Visitor Concerns at MSP

To legislative committee on Law and Justice, and audit committee:

 

Many visitors of loved ones at MSP are increasingly concerned with the new trends being implemented at MSP.  Since the departure of Warden Mahoney, while awaiting the advent of the new warden, a lot of changes have occurred that concern us.  We are hearing rumors of visiting being eliminated in order to qualify for a $5 million grant.  To qualify, MSP would need to become a ‘lock-down’ facility.  Already we are seeing things that seem to point that way.  Major Woods has banned paper plates visitors use to cook foods that come out of the vending machine frozen.  Even though there are an abundance of paper plates available, which we had to pay 5 cents each for, visitors are forced to prepare frozen foods on paper napkins that disintegrate when wet.  We were allowed flavored creamers for coffee and tea, @ 10 cents each, but the flavors have now been banned.  A cup of tea now costs 75 cents each.  We are being told that the vending machines will be removed completely soon, as the popcorn machines recently were.  We were also told that the children’s toys would be soon taken away.
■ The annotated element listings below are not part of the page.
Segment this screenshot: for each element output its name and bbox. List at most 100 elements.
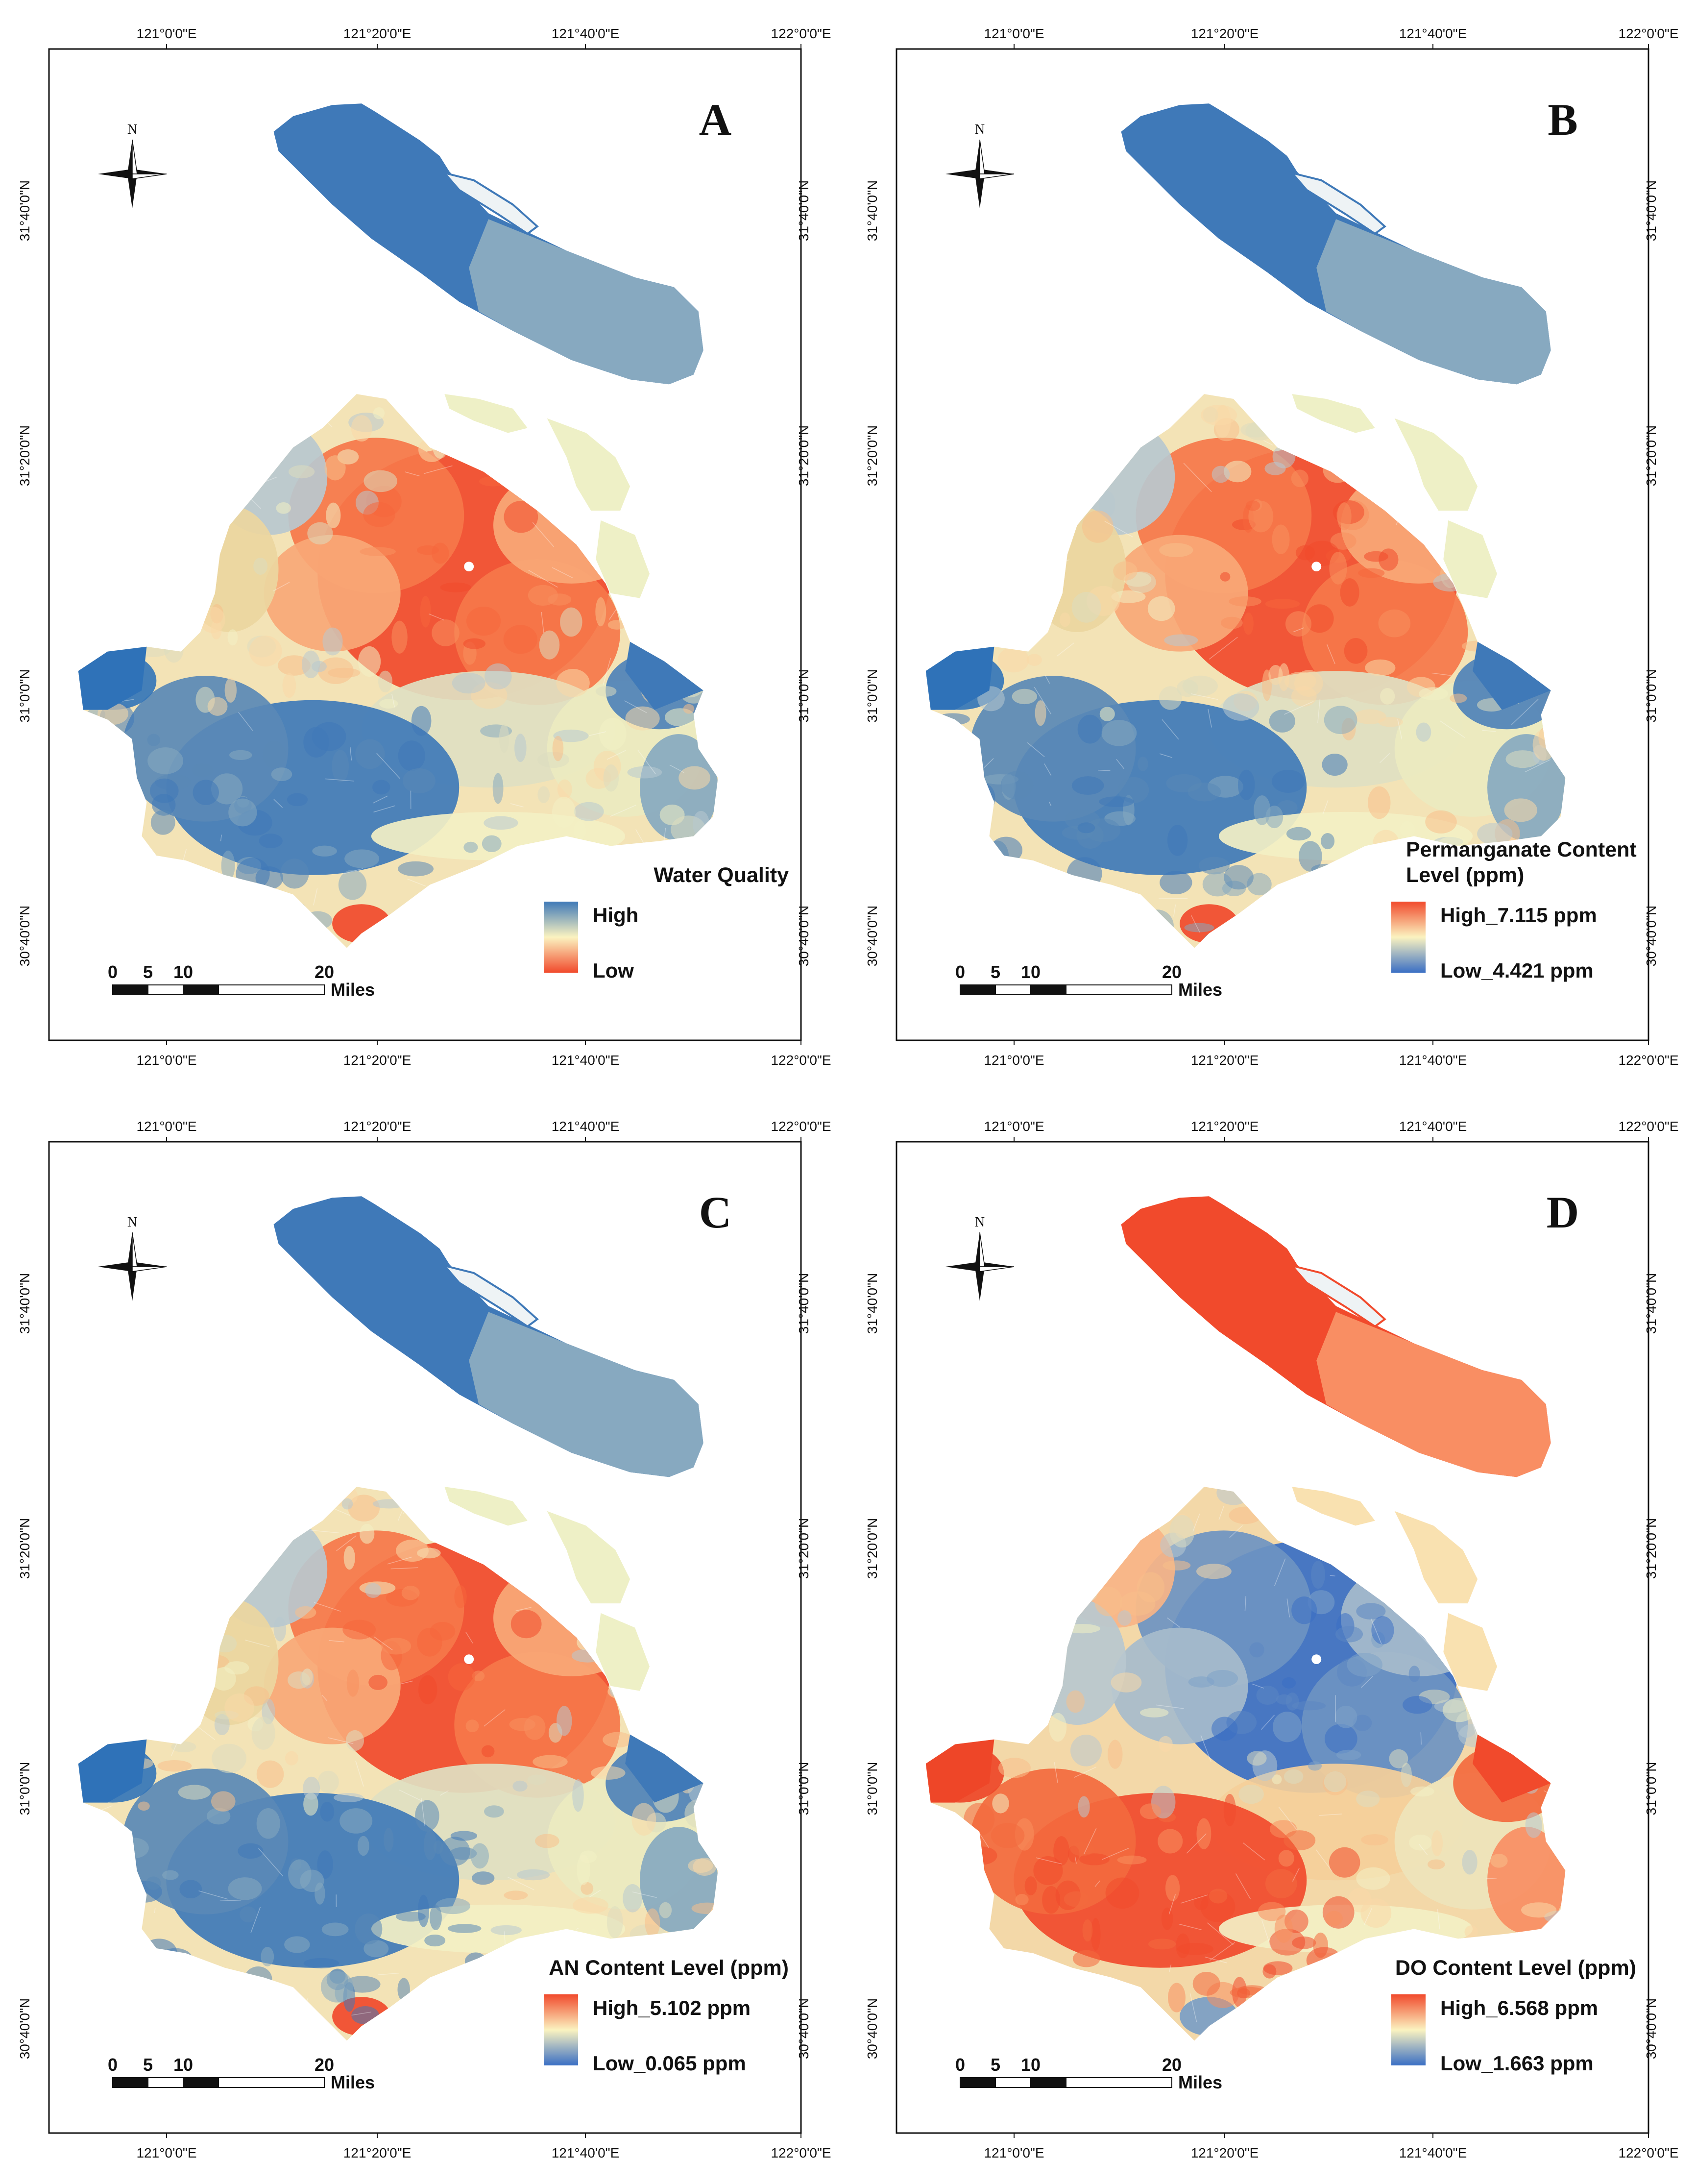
district-boundary bbox=[979, 1834, 990, 1848]
district-boundary bbox=[1397, 719, 1403, 740]
scale-tick-label: 5 bbox=[991, 962, 1000, 982]
district-boundary bbox=[1207, 1922, 1234, 1945]
district-patch bbox=[1276, 1694, 1292, 1705]
district-patch bbox=[1209, 1889, 1228, 1904]
district-patch bbox=[1196, 1564, 1232, 1579]
district-patch bbox=[1335, 1626, 1363, 1643]
district-patch bbox=[157, 1760, 192, 1772]
district-patch bbox=[1295, 545, 1315, 561]
district-boundary bbox=[219, 1899, 242, 1901]
small-island bbox=[1443, 1613, 1497, 1691]
north-arrow-icon bbox=[945, 139, 1015, 208]
district-patch bbox=[346, 1669, 360, 1697]
district-patch bbox=[256, 1760, 284, 1788]
district-patch bbox=[490, 1925, 522, 1936]
district-patch bbox=[552, 797, 576, 828]
district-boundary bbox=[1415, 1630, 1432, 1647]
district-patch bbox=[1094, 1587, 1123, 1617]
district-patch bbox=[271, 767, 292, 782]
district-boundary bbox=[1190, 693, 1218, 700]
district-boundary bbox=[1098, 769, 1111, 771]
district-patch bbox=[397, 861, 434, 877]
latitude-label-right: 31°20'0"N bbox=[796, 425, 811, 487]
district-boundary bbox=[1162, 719, 1179, 740]
district-patch bbox=[251, 1717, 275, 1750]
district-patch bbox=[1378, 717, 1403, 727]
district-patch bbox=[998, 1758, 1031, 1778]
district-patch bbox=[1401, 1763, 1412, 1787]
scale-segment bbox=[147, 2077, 184, 2088]
district-patch bbox=[1101, 720, 1137, 746]
district-patch bbox=[1220, 616, 1243, 629]
district-patch bbox=[1428, 1859, 1445, 1869]
district-patch bbox=[221, 850, 235, 881]
district-patch bbox=[1356, 1791, 1380, 1808]
district-patch bbox=[287, 793, 308, 807]
district-patch bbox=[1049, 1713, 1067, 1742]
district-patch bbox=[1070, 1734, 1102, 1767]
district-patch bbox=[345, 1730, 364, 1751]
district-patch bbox=[659, 1902, 672, 1918]
district-boundary bbox=[1431, 672, 1452, 676]
longitude-label-top: 121°40'0"E bbox=[552, 26, 620, 41]
district-patch bbox=[991, 1823, 1025, 1848]
district-patch bbox=[179, 1880, 202, 1899]
district-patch bbox=[1477, 822, 1513, 845]
district-patch bbox=[1364, 551, 1388, 562]
district-patch bbox=[224, 678, 237, 703]
scale-segment bbox=[112, 984, 148, 995]
latitude-label-right: 31°20'0"N bbox=[1644, 425, 1659, 487]
scale-segment bbox=[995, 984, 1031, 995]
scale-tick-label: 0 bbox=[955, 2055, 965, 2075]
district-boundary bbox=[1229, 1525, 1243, 1538]
district-patch bbox=[1078, 1796, 1090, 1818]
district-boundary bbox=[154, 1908, 156, 1914]
district-patch bbox=[1099, 707, 1115, 721]
legend-low-label: Low_0.065 ppm bbox=[593, 2052, 746, 2075]
district-patch bbox=[572, 1897, 608, 1914]
district-boundary bbox=[465, 1631, 473, 1644]
district-patch bbox=[1105, 1877, 1139, 1909]
district-patch bbox=[1291, 469, 1308, 488]
district-patch bbox=[539, 630, 560, 660]
latitude-label-left: 31°0'0"N bbox=[865, 669, 880, 723]
district-patch bbox=[147, 747, 184, 775]
west-district bbox=[78, 1739, 147, 1803]
district-patch bbox=[1324, 1724, 1357, 1754]
district-boundary bbox=[1326, 644, 1335, 664]
district-patch bbox=[1166, 774, 1202, 793]
district-boundary bbox=[669, 764, 684, 773]
district-patch bbox=[509, 1718, 536, 1731]
small-island bbox=[1394, 1511, 1478, 1604]
district-patch bbox=[1273, 1711, 1302, 1742]
district-patch bbox=[372, 780, 390, 795]
district-patch bbox=[1066, 1690, 1085, 1713]
district-boundary bbox=[606, 750, 626, 760]
district-patch bbox=[1329, 1847, 1360, 1878]
district-patch bbox=[320, 1971, 354, 2003]
district-boundary bbox=[637, 750, 656, 774]
scale-segment bbox=[183, 984, 219, 995]
scale-segment bbox=[112, 2077, 148, 2088]
scale-unit: Miles bbox=[1178, 2072, 1222, 2092]
latitude-label-right: 30°40'0"N bbox=[796, 1998, 811, 2060]
district-patch bbox=[537, 786, 550, 803]
district-patch bbox=[1220, 572, 1231, 582]
lake bbox=[1311, 1654, 1322, 1665]
district-patch bbox=[556, 669, 590, 697]
district-patch bbox=[1324, 1771, 1347, 1792]
district-boundary bbox=[589, 1890, 601, 1898]
longitude-label-bottom: 121°0'0"E bbox=[136, 2145, 196, 2160]
longitude-label-top: 121°20'0"E bbox=[343, 1119, 412, 1134]
latitude-label-left: 31°0'0"N bbox=[865, 1762, 880, 1816]
scale-tick-label: 20 bbox=[315, 2055, 334, 2075]
scale-unit: Miles bbox=[1178, 980, 1222, 1000]
district-boundary bbox=[1094, 1880, 1100, 1887]
district-patch bbox=[1042, 1886, 1061, 1914]
panel-letter: D bbox=[1547, 1187, 1579, 1237]
scale-unit: Miles bbox=[331, 980, 375, 1000]
district-patch bbox=[1263, 1961, 1293, 1975]
district-patch bbox=[256, 1808, 280, 1839]
longitude-label-top: 122°0'0"E bbox=[1618, 1119, 1678, 1134]
district-patch bbox=[1324, 706, 1357, 735]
There is every reason to believe that visitors will be banned next.  One staff member recently quit because of the oppressive rule of Major Woods towards visiting.  We have every reason to believe that the careful screening of the new warden was to insure complicity in current policy.

  

The systematic removal of everything that encourages inmates to become better prepared for life on the outside is being eliminated, the last being family support.  The prison has made it so expensive now to provide support for most anyway, by using every opportunity to make money from inmate’s families, increasing the fees that the prison collects on goods the inmates buy, and phone services.  On top of this, the job availability has diminished along with the hours they are able to work, and the meager pay of $.25 per hour for most low side inmates has decreased as well.  This concentration-camp atmosphere the prison is creating has everything to do with ‘big-business’ – not corrections.  It is our opinion that the DOC has lost its perspective for existence and has become a parasite on the indigent of our society in order to capitalize on their misery.  Nothing makes this more evident that the fact that there is one employee for every 3 inmates, and many are related! 

  

We are asking you legislators to step in and take charge of the accountability this institution of corrections has managed to evade for so long.  Once this institution becomes closed to the public eye, there is no stopping the abuses that already are on the rise.  We are asking also that the DOC be compelled to comply with other government institutions by randomly doing a UA on staff.  Currently, visitors are being targeted as the offenders of contraband coming into the units, but we know that if the staff were being tested, the truth would be evident!   The public is viewed as the enemy at this institution and this should not be.  The real enemy is the lack of accountability this institution has been allowed to get away with for so long.

  

Thank you for considering these serious concerns and issues many, if not all, visitors discuss among each other and their loved ones.